Saturday, June 5, 2010

Bronson: getting the diet started

Wonderful Bronson today.



In the first post of this series, I tried to show that Bronson only looks to have two through lanes in each direction, but functions as two turn lanes with lane-swerving through traffic, the speed of which is set by the fastest driver. The engineering literature abounds with case studies and policy recommendations on what to do with this type of bad road condition: narrow it to three lanes.

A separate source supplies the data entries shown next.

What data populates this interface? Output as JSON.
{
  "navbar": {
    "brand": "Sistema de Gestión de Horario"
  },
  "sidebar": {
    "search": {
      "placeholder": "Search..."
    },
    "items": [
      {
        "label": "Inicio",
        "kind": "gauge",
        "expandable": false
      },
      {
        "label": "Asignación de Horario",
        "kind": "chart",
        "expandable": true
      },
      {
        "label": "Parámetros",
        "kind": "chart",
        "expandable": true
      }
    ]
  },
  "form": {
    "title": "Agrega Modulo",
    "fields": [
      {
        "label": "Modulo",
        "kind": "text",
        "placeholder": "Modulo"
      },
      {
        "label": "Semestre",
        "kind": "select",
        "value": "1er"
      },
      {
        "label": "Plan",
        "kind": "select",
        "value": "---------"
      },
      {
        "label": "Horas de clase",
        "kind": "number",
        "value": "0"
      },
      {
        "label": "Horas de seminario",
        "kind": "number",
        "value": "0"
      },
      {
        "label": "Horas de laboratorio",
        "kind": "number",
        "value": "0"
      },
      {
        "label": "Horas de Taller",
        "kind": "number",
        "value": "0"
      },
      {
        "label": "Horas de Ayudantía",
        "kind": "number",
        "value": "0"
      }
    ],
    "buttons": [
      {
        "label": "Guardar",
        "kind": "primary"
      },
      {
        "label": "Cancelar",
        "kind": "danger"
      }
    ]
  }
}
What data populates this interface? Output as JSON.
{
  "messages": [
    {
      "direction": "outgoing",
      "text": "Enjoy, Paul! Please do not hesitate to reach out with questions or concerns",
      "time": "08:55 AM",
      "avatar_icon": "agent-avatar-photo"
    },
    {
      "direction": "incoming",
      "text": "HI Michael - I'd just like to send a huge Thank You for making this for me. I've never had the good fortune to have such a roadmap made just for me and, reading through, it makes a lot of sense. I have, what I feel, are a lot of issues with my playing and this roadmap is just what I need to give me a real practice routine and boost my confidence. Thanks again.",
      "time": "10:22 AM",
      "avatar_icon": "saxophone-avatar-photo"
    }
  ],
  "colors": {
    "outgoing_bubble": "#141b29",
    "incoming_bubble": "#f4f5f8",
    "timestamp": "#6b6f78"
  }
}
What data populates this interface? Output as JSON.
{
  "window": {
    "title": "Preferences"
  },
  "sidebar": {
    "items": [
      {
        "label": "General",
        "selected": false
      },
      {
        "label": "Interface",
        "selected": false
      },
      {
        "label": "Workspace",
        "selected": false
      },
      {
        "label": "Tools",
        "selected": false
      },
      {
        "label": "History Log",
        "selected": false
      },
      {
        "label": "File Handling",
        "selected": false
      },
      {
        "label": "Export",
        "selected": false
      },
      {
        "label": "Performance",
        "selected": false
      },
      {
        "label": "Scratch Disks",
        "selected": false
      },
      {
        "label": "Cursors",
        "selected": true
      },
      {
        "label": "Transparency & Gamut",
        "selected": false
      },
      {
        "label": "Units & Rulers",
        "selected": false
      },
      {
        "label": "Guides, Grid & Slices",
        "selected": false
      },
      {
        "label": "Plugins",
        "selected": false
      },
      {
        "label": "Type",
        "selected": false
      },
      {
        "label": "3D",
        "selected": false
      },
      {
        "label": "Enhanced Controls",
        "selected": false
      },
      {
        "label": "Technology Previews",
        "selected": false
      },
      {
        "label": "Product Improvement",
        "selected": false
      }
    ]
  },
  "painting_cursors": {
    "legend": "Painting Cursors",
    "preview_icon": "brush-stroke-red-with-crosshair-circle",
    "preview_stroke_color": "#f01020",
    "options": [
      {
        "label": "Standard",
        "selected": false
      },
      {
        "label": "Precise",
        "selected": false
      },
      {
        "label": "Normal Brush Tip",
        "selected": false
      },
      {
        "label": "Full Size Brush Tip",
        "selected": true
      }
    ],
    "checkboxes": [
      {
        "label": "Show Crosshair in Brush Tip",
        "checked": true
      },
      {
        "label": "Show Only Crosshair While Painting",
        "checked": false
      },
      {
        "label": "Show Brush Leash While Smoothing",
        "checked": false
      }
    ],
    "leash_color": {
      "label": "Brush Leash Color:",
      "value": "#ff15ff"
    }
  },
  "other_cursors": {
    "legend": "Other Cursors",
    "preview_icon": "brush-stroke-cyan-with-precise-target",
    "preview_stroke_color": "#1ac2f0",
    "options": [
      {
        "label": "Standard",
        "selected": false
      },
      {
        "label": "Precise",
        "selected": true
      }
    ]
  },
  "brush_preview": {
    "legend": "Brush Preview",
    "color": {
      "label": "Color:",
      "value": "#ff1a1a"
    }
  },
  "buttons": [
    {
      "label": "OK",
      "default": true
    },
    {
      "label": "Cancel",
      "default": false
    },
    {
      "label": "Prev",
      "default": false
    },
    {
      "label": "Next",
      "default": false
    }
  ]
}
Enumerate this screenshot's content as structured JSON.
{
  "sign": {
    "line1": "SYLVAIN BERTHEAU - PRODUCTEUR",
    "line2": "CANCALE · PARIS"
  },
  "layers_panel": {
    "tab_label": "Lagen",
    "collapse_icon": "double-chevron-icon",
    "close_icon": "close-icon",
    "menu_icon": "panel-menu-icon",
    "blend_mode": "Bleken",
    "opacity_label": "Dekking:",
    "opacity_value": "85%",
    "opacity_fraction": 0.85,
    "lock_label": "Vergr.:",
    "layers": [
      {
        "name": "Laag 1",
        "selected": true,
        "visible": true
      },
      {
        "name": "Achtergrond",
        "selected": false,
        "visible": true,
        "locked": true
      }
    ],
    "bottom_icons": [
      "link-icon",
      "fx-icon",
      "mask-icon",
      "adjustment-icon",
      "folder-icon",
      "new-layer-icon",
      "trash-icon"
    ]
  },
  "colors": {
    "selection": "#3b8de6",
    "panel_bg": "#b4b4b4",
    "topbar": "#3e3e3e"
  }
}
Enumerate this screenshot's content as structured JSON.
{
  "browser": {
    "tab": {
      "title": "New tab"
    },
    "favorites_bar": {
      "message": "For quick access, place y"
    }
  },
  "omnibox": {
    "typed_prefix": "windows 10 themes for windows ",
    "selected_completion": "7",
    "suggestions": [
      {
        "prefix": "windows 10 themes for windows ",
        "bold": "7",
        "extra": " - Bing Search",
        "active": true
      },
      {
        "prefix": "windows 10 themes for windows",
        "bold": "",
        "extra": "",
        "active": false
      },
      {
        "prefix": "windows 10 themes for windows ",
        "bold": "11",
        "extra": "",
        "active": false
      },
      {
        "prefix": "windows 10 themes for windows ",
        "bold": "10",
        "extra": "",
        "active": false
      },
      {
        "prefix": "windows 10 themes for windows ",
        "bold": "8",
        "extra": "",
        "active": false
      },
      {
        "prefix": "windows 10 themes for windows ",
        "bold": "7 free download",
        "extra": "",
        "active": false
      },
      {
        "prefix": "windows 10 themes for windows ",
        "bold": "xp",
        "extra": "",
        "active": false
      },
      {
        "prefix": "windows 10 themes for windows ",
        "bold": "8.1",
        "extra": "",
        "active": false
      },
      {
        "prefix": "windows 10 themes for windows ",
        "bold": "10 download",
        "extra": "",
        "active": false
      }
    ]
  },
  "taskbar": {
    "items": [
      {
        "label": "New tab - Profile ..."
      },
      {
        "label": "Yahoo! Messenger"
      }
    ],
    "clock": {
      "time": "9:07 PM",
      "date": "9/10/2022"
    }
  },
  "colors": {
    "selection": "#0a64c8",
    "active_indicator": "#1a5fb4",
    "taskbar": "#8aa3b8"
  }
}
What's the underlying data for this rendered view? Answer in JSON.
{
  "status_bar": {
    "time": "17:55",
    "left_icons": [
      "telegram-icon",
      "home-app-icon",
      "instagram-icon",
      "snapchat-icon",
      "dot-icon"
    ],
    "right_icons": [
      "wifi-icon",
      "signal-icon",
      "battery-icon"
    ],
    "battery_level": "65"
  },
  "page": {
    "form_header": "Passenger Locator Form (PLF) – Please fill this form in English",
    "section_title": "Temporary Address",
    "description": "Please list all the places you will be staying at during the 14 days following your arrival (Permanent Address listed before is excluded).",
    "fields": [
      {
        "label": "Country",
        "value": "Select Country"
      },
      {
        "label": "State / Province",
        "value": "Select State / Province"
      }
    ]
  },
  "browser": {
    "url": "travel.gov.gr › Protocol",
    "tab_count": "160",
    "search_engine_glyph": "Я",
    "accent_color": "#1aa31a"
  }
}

The most likely approach that the literature recommends for the section from Laurier to Somerset (given the traffic volumes, number of side streets, driveways etc) is to narrow it to two through lanes of traffic, with a common two way left turn lane in the centre. At the end of this series will be some links to the literature so you read all about the many examples yourself, why they work, etc.

Ottawa is in my opinion a very conservative city. I don't see city traffic officials getting excited about narrowing Bronson. They currently seem fixated on the Bronson serving rush hour commuter traffic from the suburbs and other cities at the expense of any and all other stakeholders (residents, landlords, businesses, pedestrians, cyclists, transit users).

Given that our patient, Bronson, has clogged arteries, and some advisors want to stuff him with more fat (more cars) ... how do we get them to try a diet? My suggested answer lies in the proposed reconstruction of Bronson in 2011-2012. Rather than redesigning the street in a new slimmer body of curbs, boulevards, etc in 2011 why not go on a quick diet this summer.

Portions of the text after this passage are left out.